The setting, villain and the particularly British Bond girl all give Moonraker the noir-ish feel of a detective novel in the vein of Eric Ambler or John Buchan. It also gave a more realistic insight into the everyday life of a secret service agent:

“It was only two or three times a year that an assignment came along requiring particular abilities. For the rest of the year he had duties of an easy going senior civil servant – elastic office hours from around ten to six; lunch, generally in the canteen; evenings spent playing cards in the company of a few close friends, or at Crockfords; or making love with rather cold passion to one of the three similarly disposed married women; weekends playing golf for high stakes at one of the clubs near London”

Could be a day in the life of former senior civil servant Ian Fleming…

Even the distractions of the Bond girl are ancillary to this mission, which as a result gave us the most believable Bond girl of all in Gala Brand. Gala is engaged to be married, which offers a fresh challenge to Bond. There are real moments of pathos and wistfulness in Bond’s relationship with Brand resulting in some of the most romantic prose Fleming ever wrote, but even he knows when he’s beaten and has to “take his cold heart elsewhere.”

“’I was going to take you off to a farmhouse in France,’ he said, ‘And after a wonderful dinner I was going to see if it’s true what they say about the scream of a rose.’

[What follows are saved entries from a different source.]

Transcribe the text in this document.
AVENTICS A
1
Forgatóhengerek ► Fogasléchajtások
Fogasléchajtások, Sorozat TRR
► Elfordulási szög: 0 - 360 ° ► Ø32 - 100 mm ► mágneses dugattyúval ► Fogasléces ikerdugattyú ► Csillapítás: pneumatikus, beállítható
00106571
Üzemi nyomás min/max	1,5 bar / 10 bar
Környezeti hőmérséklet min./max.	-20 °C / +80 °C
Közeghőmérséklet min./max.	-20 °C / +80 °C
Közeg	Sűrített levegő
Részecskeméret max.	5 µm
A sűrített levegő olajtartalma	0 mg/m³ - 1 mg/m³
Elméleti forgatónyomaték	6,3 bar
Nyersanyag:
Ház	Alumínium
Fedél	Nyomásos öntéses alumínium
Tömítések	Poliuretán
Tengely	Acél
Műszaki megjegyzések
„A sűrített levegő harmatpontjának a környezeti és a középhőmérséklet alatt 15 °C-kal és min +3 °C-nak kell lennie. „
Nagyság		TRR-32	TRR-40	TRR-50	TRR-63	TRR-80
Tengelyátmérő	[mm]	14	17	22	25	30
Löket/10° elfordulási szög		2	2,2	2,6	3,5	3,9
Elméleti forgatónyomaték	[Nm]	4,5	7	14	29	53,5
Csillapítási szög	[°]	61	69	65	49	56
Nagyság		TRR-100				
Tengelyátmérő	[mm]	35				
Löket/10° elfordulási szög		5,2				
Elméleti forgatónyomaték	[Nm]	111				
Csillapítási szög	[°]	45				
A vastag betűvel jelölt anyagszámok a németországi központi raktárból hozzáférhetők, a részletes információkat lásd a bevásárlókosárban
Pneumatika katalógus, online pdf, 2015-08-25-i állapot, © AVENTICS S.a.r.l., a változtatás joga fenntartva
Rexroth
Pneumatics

She laughed. ‘I’m sorry I can’t oblige. But there are plenty of others waiting to be picked.’”

A steel dagger even to Bond’s cold heart.

In Susan Hill’s introduction to the Vintage edition of Moonraker, she considered the book the only one Fleming used to “tackle a subject of real and serious contemporary concern.” Why is it only the favourite book of Bond aficionados rather than the casual reader? Responses to the novel are mixed; some readers bemoaning the lack of exotic locations: “We want taking out of ourselves, not sitting on the beach in Dover.” (Matthew Parker, Goldeneye. London: Hutchinson 2014).

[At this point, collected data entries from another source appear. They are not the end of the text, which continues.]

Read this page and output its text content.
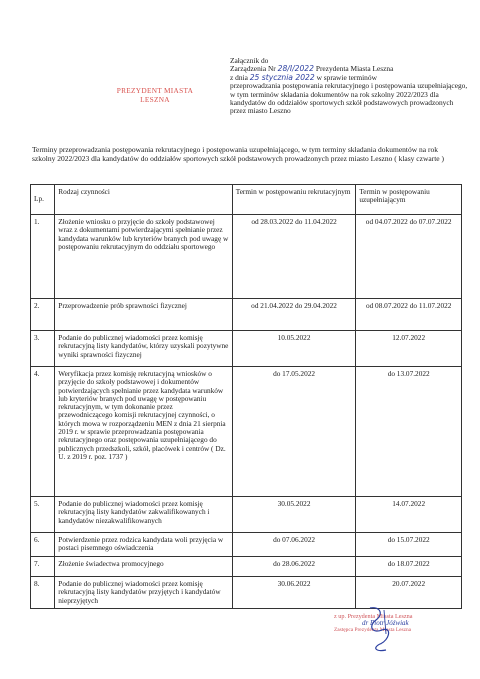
PREZYDENT MIASTA
LESZNA
Załącznik do
Zarządzenia Nr 28/I/2022 Prezydenta Miasta Leszna
z dnia 25 stycznia 2022 w sprawie terminów
przeprowadzania postępowania rekrutacyjnego i postępowania uzupełniającego, w tym terminów składania dokumentów na rok szkolny 2022/2023 dla kandydatów do oddziałów sportowych szkół podstawowych prowadzonych przez miasto Leszno
Terminy przeprowadzania postępowania rekrutacyjnego i postępowania uzupełniającego, w tym terminy składania dokumentów na rok szkolny 2022/2023 dla kandydatów do oddziałów sportowych szkół podstawowych prowadzonych przez miasto Leszno ( klasy czwarte )
Lp.	Rodzaj czynności	Termin w postępowaniu rekrutacyjnym	Termin w postępowaniu uzupełniającym
1.	Złożenie wniosku o przyjęcie do szkoły podstawowej wraz z dokumentami potwierdzającymi spełnianie przez kandydata warunków lub kryteriów branych pod uwagę w postępowaniu rekrutacyjnym do oddziału sportowego	od 28.03.2022 do 11.04.2022	od 04.07.2022 do 07.07.2022
2.	Przeprowadzenie prób sprawności fizycznej	od 21.04.2022 do 29.04.2022	od 08.07.2022 do 11.07.2022
3.	Podanie do publicznej wiadomości przez komisję rekrutacyjną listy kandydatów, którzy uzyskali pozytywne wyniki sprawności fizycznej	10.05.2022	12.07.2022
4.	Weryfikacja przez komisję rekrutacyjną wniosków o przyjęcie do szkoły podstawowej i dokumentów potwierdzających spełnianie przez kandydata warunków lub kryteriów branych pod uwagę w postępowaniu rekrutacyjnym, w tym dokonanie przez przewodniczącego komisji rekrutacyjnej czynności, o których mowa w rozporządzeniu MEN z dnia 21 sierpnia 2019 r. w sprawie przeprowadzania postępowania rekrutacyjnego oraz postępowania uzupełniającego do publicznych przedszkoli, szkół, placówek i centrów ( Dz. U. z 2019 r. poz. 1737 )	do 17.05.2022	do 13.07.2022
5.	Podanie do publicznej wiadomości przez komisję rekrutacyjną listy kandydatów zakwalifikowanych i kandydatów niezakwalifikowanych	30.05.2022	14.07.2022
6.	Potwierdzenie przez rodzica kandydata woli przyjęcia w postaci pisemnego oświadczenia	do 07.06.2022	do 15.07.2022
7.	Złożenie świadectwa promocyjnego	do 28.06.2022	do 18.07.2022
8.	Podanie do publicznej wiadomości przez komisję rekrutacyjną listy kandydatów przyjętych i kandydatów nieprzyjętych	30.06.2022	20.07.2022
z up. Prezydenta Miasta Leszna
dr Piotr Jóźwiak
Zastępca Prezydenta Miasta Leszna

Audiences at the time can be forgiven for this gripe off the heels of the highly exotic Live and Let Die.

The novel is estimated to have been set in 1953, which was a confusing time for Britain transitioning out of an Empire that Fleming’s novels in general reflected. He presented a conflicting view of the world, on the one hand a conservative traditionalist and on the other a libertarian. Historian David Cannadine said in his 1979 paper ‘James Bond and the Decline of England’: “Bond’s England is unashamedly the England of post-war Conservatism.” And make no mistake about Moonraker. Fleming sent Bond to do a job on behalf of the Free World, ‘The West’ or even England in the fight against communism.

The tough man of the world. The Secret Agent. The man who was only a silhouette.”